Step 1: attach dimensions at ingest (the move that pays off later)

Every UsageEvent carries an optional dimensions object of up to 16 keys. These are free-form labels you stamp on the event - customer, feature, region, agent, plan tier, anything you might want to group or filter by later. They cost nothing at write time and they are the only thing that makes the rest of this kata possible. Attach them liberally:

curl -X POST https://api.usagebox.com/v1/usage/batch \
  -H "Authorization: Bearer $USAGEBOX_KEY" \
  -H "Content-Type: application/json" \
  -d '{
    "events": [{
      "event_id": "evt_2026-06-16_acct42_0042",
      "account_id": "acct_42",
      "meter_id": "claude_tokens",
      "model_id": "claude-opus-4-8",
      "unit": "tokens",
      "quantity": 18450,
      "timestamp": "2026-06-16T10:14:05Z",
      "dimensions": {
        "customer": "northwind",
        "feature": "doc_summary",
        "region": "us-east",
        "agent": "summarizer-v3"
      }
    }]
  }'
{ "accepted": 1, "duplicates": 0, "conflicts": 0, "rejected": 0 }

The rule of thumb: dimensions are cheap to add and impossible to backfill. An event with no feature label can never be grouped by feature, no matter how clever your later query is. So stamp the labels you might plausibly want before you need them.

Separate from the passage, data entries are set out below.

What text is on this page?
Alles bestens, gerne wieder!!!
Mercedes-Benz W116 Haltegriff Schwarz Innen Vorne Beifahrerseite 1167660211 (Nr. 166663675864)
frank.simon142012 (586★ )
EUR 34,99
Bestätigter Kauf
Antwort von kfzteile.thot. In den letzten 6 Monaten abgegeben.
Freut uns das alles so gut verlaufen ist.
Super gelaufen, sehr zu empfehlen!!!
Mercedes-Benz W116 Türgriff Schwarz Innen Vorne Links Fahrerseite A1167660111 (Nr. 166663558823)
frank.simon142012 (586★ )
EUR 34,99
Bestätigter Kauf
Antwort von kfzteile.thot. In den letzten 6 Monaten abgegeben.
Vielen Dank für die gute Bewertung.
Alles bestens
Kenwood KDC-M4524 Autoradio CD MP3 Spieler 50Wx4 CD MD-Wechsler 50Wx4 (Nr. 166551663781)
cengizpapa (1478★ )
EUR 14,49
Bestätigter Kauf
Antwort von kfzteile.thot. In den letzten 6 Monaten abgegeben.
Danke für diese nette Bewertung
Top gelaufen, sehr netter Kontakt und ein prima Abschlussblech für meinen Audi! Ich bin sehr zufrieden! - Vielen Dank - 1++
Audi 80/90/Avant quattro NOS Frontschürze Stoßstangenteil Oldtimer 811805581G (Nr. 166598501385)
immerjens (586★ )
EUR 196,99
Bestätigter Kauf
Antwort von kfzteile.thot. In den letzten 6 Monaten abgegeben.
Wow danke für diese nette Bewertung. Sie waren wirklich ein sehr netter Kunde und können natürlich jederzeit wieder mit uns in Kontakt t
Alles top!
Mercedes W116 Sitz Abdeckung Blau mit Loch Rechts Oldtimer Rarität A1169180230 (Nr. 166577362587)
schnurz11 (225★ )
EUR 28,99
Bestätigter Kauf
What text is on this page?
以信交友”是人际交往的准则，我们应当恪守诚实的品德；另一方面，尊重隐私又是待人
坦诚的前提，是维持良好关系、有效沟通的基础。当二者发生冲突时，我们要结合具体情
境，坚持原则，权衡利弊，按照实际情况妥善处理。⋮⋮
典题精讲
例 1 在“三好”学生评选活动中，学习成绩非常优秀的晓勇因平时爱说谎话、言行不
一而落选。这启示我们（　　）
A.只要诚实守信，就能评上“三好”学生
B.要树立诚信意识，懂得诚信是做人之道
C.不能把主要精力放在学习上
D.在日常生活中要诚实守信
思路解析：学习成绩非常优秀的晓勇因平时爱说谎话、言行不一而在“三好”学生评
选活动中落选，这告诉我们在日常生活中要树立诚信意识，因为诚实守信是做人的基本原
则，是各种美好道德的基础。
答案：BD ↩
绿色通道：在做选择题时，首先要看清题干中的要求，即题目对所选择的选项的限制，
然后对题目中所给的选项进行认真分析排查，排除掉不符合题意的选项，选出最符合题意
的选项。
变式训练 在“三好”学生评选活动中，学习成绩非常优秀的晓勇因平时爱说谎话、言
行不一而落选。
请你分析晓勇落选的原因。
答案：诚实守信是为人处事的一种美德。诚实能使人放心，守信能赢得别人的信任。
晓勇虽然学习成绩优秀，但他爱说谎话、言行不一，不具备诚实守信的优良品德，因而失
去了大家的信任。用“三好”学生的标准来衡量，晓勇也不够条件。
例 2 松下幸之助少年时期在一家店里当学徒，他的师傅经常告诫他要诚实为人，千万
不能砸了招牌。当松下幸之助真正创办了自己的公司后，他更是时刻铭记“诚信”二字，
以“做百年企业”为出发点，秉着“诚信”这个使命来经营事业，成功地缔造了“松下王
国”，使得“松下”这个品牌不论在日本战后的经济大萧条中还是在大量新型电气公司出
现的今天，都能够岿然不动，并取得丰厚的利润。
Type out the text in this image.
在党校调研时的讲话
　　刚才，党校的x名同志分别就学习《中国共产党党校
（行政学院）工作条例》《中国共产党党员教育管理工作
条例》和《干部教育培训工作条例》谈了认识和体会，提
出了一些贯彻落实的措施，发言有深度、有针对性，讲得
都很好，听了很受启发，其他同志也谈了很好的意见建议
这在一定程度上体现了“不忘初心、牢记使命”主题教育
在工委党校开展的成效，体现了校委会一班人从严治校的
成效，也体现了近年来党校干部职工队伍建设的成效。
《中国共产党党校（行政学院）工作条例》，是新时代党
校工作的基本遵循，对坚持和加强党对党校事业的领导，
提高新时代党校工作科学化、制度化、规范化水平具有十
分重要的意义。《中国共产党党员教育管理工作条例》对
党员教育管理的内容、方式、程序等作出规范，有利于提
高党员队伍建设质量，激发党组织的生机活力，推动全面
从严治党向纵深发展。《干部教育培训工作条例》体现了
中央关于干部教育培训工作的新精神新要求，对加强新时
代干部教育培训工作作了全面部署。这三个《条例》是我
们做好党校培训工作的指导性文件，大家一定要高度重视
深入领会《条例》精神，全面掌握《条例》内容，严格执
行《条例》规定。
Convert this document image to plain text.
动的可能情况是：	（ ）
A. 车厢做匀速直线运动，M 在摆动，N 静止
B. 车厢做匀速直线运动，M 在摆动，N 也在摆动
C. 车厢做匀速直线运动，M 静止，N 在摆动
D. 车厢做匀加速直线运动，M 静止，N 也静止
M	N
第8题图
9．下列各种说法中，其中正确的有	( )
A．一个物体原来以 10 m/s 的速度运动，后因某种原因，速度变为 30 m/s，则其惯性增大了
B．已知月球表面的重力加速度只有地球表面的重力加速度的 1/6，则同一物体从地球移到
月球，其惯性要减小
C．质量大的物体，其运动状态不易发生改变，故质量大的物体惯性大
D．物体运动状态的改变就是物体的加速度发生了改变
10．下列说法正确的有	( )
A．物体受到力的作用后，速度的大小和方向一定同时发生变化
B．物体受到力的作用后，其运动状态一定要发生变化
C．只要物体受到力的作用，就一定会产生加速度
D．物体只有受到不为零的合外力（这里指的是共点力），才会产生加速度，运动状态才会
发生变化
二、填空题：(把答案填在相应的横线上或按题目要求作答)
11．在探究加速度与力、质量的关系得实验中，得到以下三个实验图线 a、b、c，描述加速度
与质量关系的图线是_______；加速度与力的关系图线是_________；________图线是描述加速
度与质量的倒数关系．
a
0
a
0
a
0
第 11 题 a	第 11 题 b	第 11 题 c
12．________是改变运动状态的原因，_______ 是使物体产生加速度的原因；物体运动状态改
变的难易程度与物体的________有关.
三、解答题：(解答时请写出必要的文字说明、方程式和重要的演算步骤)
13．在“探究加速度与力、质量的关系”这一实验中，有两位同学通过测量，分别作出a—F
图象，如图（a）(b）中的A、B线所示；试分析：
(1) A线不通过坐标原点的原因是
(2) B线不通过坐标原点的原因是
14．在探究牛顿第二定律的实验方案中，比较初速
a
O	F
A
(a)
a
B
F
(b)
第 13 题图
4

Step 2: per-model breakdown

The first slice everyone wants: where is the model spend going? Group the account's usage by model_id and you see Opus, Sonnet, and Haiku side by side:

curl "https://api.usagebox.com/v1/accounts/acct_42/usage?from=2026-06-01T00:00:00Z&to=2026-07-01T00:00:00Z&group_by=model_id" \
  -H "Authorization: Bearer $USAGEBOX_KEY"
{
  "source": "rollup",
  "groups": [
    { "model_id": "claude-opus-4-8", "sum": 9120400, "count": 412 },
    { "model_id": "claude-sonnet-4-5", "sum": 7401200, "count": 503 },
    { "model_id": "claude-haiku-4-5", "sum": 1891300, "count": 128 }
  ]
}

Note "source": "rollup": completed hours are pre-aggregated, so this read is cheap and never contends with live ingest. The open hour falls back to raw automatically, so the breakdown is still correct, not just fast. Opus is half the tokens on a fifth of the calls - that is the kind of asymmetry the meter exists to surface.

Step 3: per-feature breakdown

Now group by a dimension key you stamped in Step 1. Any dimension is a valid group_by target, so feature works exactly like model_id did:

curl "https://api.usagebox.com/v1/accounts/acct_42/usage?from=2026-06-01T00:00:00Z&to=2026-07-01T00:00:00Z&group_by=feature" \
  -H "Authorization: Bearer $USAGEBOX_KEY"
{
  "source": "rollup",
  "groups": [
    { "feature": "doc_summary", "sum": 11240000, "count": 604 },
    { "feature": "chat", "sum": 5180900, "count": 389 },
    { "feature": "extract", "sum": 1992000, "count": 50 }
  ]
}

Same call shape, different lens. doc_summary is two-thirds of this account's tokens. If that feature is on a flat-rate plan, you have just found a margin leak - and you found it without building a feature-cost report, because the dimension was already on every event.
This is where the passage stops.